In The Room
a concert about enclosure
Ensemble Renard
Ellie Blamires, flute
Francesca Cox, oboe
Holly Isherwood, clarinet
George Strivens, horn
Patrick Bolton, bassoon
and
Julian Chan, piano
performed by
Isabella Gellis
Geoffrey King
Isabella Leonarda
David Nunn
Jon Paul Mayse
Georgia Denham
with music by
Programme
Isabella Leonarda
Sonata Op.16, No.3 (arr. Nunn)
Sonata Op.16, No.9 (arr. King)
Sonata Op.16, No.10 (arr. Nunn)
Isabella Gellis
Strange Isabella
Geoffrey King
rare phases of flow
Jon Paul Mayse
The Invention of Oil
David Nunn
lockwood
Georgia Denham
legs, bodies, arms
Performances
18 May 2022 @ 19.00
Pushkin House
5a Bloomsbury Square
WC1A 2TA
21 June 2022 @ 18.30
Royal Academy of Music
Marylebone Rd
NW1 5HT
24 June 2022 @ 18.30
Robinson College Chapel, Cambridge
Grange Rd
CB3 9AN
Background
On 4 June 1434, a handful of Benedictine monks rode their donkeys out of the Pope's palace in Rome down to the banks of the Tiber. A Florentine ship was waiting for them, which attracted attention because Rome was at war with Florence. A crowd gathered, and the monks barely made it aboard before one of them was recognised as Pope Eugene IV. He laid under a shield in the boat as Romans pelted the boat with rocks from the shore. They barely escaped to Florence, where the papacy remained for a decade.
In Florence, planning was well underway for the consecration of the Duomo that still dominates the skyline. Now with the resources of the Papacy to help, they commissioned a prominent young composer, also a member of the papal choir, to write something for the ceremony. His name was Guillaume Du Fay.
Meanwhile in Bruges, a wealthy Italian trader named Niccolo Arnolfini was getting married. To commemorate the occasion he commissioned a portrait of himself and his new wife from a painter who, like the composer in Rome, had recently worked his way into the employ of the upper classes.
Arnolfini was lucky to be in Bruges. Caught between the the warring Duchy of Milan (which fought with the Romans) and Florentine Republic, his native Lucca had been the victim of two brutal sieges in 1429 and 1430. He had the additional good fortune to move to a realm where a young and determined Jan Van Eyck was on hand to paint his portrait, one of the first that we know of to be rendered in oil paints.
Van Eyck’s painting and Du Fay’s music for the opening of the Florentine Duomo both show a preoccupation with translating physical space into a different medium. Du Fay composed the physical proportions of the church into the music; Van Eyck used the most current technology available to him to project three dimensional space onto a two-dimensional canvas. The ability to represent objects and spaces faithfully allows those that commission the paintings to project ownership of their possessions. The more exquisitely an object appears in the painting, the more direct the claim of ownership.

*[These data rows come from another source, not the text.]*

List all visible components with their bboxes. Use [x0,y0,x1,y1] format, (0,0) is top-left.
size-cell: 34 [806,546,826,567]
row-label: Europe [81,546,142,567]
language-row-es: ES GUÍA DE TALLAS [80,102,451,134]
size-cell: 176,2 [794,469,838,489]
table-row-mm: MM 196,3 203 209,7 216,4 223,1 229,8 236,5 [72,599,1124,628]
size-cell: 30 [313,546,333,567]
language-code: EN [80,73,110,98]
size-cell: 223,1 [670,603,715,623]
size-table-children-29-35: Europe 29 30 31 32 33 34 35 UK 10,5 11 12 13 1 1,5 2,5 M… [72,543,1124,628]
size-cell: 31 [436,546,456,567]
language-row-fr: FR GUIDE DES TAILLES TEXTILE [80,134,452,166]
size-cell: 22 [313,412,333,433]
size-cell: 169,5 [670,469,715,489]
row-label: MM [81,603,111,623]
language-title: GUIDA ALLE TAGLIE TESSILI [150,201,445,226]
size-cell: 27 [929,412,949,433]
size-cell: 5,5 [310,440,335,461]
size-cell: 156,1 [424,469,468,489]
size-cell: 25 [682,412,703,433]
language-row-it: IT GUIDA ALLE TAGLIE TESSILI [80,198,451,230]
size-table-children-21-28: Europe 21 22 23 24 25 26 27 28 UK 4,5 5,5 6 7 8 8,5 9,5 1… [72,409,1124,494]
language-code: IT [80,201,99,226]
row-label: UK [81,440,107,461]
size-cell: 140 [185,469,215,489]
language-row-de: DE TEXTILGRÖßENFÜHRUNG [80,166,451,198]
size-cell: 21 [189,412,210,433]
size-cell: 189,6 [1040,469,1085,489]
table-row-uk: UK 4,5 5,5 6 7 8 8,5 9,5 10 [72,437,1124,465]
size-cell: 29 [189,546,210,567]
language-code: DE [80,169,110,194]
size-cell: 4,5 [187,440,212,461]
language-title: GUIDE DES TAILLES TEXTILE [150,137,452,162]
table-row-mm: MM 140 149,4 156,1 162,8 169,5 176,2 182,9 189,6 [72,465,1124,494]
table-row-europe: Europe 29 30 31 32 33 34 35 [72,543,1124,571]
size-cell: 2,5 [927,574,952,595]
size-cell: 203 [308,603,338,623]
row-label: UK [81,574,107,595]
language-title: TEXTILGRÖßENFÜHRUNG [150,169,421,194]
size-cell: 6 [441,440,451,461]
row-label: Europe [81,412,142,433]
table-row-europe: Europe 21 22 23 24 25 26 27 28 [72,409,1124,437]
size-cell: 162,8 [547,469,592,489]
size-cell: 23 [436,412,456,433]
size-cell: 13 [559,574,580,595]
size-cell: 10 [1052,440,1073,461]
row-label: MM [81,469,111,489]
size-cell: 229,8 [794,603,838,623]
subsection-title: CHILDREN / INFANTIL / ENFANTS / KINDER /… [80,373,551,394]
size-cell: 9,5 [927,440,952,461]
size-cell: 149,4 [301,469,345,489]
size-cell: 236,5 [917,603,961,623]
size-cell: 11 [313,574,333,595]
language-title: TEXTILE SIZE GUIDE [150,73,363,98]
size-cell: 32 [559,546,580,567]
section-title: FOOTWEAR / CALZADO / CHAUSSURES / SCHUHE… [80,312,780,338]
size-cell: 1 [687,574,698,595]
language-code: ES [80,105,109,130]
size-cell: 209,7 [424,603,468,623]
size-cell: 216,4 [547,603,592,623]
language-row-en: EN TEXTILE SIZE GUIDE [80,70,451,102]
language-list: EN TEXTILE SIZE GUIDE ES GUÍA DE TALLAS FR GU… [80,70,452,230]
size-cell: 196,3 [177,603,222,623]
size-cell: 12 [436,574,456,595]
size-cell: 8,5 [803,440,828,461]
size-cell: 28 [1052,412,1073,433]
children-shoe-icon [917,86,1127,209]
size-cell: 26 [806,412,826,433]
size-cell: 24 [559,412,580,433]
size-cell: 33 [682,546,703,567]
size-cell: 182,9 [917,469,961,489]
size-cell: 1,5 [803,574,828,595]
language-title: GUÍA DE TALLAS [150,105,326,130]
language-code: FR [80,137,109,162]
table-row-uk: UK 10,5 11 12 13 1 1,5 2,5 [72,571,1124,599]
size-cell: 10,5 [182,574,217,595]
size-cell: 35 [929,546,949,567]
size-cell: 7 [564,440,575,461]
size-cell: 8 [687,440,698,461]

And where oil painting claims the physical realm, the ephemeral music of the church claims its connection to the otherworldly temporalities and ratios of the music of the cosmos, working on a scale far beyond human audition.
Both painting and music making are attempts to understand and control space, and so it is with this concert.
Through this music making we hope to come to terms with our new relationship with enclosure that we’ve developed in the past two years.
Isabella Leonarda also surely felt the effects of space. Born to a wealthy family in Novara, Italy, at 16 she entered a college of Ursuline nuns and remained there for the rest of her life. In that small world she rose through the administrative roles of the church, but always finding time to compose in her free moments. Writing partly to produce teaching materials for her students (who were exclusively novices in the church) and partly to raise money for the convent, Leonarda produced one of the largest bodies of work of this time, and the first published sonatas written by a woman.
This concert centres Leonarda’s work and the conditions under which she worked, conditions which are more familiar than we might realise.
Two years ago it would have seemed strange to ask an audience to imagine themselves in the place of someone who had committed to spending their entire life in an enclosed space.
It doesn’t anymore.
Regardless of the speed of change outside, the artist’s studio is a place where loneliness, tedium, and glacial progress have always and will always be intrinsic.
In this concert, using the experience of lockdown as a prism through which to gain insight into Leonarda’s music, we focus on the lonely process of creation.